Drug Store News, Nov 3, 1997 by James Frederick

Since then, he said, the Sacramento model has been applied to three other managed MediCal/Medicaid plans over the past year and a half, "and we continue to monitor interventions through the university.

"What that did was demonstrate the dollar value of these types of services," Bystrom continued. "As a result of that, we have met with a couple of health plans and are now finalizing our contracts to perform pharmaceutical interventions with their commercial HMO populations in California, which to us is very exciting because it demonstrates that managed care administrators realize the value that pharmacy provides, and they are willing to pay for it."

Beginning with the 23,000 patients that it was managing in Sacramento, Longs also initiated a pilot program to document the effectiveness of a more targeted disease management effort. Said Bystrom, "We've identified a number of high-risk, high-cost asthmatic patients within that population, and we've provided training and added expertise to a number of our pharmacists within that network."

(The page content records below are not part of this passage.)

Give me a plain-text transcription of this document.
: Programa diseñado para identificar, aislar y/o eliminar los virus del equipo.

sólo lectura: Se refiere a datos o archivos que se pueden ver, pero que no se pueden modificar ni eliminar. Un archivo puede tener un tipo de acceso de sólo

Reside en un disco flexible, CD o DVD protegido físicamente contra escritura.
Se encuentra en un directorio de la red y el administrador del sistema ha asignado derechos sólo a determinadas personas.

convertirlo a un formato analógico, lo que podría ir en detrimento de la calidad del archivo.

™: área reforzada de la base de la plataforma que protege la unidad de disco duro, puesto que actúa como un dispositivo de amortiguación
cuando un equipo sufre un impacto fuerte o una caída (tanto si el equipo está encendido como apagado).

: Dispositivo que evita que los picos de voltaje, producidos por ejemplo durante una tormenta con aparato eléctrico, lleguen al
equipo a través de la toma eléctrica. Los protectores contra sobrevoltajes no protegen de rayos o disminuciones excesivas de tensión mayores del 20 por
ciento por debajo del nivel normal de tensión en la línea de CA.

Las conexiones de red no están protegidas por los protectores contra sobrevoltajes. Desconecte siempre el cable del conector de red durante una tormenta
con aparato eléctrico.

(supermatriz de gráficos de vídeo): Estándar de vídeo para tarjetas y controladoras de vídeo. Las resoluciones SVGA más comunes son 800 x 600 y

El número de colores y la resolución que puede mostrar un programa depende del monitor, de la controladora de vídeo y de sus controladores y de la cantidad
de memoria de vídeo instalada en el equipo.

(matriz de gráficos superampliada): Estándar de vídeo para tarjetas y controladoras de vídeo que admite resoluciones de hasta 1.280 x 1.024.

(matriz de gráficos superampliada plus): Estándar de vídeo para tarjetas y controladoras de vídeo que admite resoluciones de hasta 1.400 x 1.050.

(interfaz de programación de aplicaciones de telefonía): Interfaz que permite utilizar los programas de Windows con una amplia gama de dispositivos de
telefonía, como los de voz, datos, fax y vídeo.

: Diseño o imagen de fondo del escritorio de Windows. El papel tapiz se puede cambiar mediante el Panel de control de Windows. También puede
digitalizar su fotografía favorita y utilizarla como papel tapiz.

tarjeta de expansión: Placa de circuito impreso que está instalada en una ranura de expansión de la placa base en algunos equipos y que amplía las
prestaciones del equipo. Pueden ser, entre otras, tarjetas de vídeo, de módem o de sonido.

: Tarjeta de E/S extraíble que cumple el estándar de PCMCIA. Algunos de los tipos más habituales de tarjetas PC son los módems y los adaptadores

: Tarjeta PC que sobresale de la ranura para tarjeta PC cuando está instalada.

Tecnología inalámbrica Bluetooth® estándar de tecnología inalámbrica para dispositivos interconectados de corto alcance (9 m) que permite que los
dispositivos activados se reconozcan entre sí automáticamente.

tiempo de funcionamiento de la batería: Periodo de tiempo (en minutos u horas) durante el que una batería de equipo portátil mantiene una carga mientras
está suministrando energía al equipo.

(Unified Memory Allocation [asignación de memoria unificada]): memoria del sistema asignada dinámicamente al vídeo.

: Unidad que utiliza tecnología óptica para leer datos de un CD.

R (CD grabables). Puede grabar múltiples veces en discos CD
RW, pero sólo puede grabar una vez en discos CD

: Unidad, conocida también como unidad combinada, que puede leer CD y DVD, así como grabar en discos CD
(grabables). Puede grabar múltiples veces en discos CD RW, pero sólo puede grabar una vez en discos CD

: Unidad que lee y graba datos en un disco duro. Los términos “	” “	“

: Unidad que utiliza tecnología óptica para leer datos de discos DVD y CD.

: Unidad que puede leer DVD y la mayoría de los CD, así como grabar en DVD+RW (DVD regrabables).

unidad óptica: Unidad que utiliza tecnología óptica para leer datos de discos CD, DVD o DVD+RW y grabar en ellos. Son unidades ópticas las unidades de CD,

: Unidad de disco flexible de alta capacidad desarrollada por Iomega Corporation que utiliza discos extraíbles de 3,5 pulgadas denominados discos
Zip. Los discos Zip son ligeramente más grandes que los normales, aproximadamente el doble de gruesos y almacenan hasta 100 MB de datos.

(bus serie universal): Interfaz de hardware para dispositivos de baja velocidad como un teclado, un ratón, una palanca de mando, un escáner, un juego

According to Bystrom, pharmacist patient educators help identify patients who could benefit from the program. Once enrolled, patients are assigned to a pharmacist patient educator, who performs a thorough initial assessment and then provides education and training in the use of metered-dose inhalers and nebulizers. Patient educators also perform monthly or quarterly re-evaluations and consultations, either by appointment or by phone, along with regular compliance follow-ups.

The results of those consultations are submitted back to the health plan as well as the primary care physician. Importantly, Longs pharmacies are being paid based on the service performed and time required to perform it, Bystrom said.

"It's been running a little over a year, and our last enrolled patients just finished their first 12 months of the program," Bystrom told Drug Store News. "The savings from reduced hospital and emergency room visits appear to be substantial--75 percent and more, based on very preliminary outcomes data.

Inspired by the success of the effort, Longs is expanding its asthma program to another managed care Medicaid population in Southern California. The new contract will reach 300 to 400 acute asthmatics through a network of as many as 150 pharmacies, Bystrom said.

"For the service to be valuable to the payer, it really needs to address their high-cost members, and wherever they go is where we have to provide the service," he explained. "So, we'll first identify what pharmacies they're using and work with those pharmacies to provide pharmacist education, including non-Longs pharmacies."

Longs has also expanded its growing disease-management capabilities into the area of diabetic care in a pilot now under way in Santa Barbara, Calif. The test also includes other drug stores in the area.

"We were actually approached by a medical group's director of pharmacy, who's working in coordination with an endocrinologist and a medical director," Bystrom said. "On average, it cost their outfit about $125 for any type of intervention they have with their diabetes patients. Their belief was that the pharmacy may be able to do the same functions ... at a much lower cost, together with providing more access to members.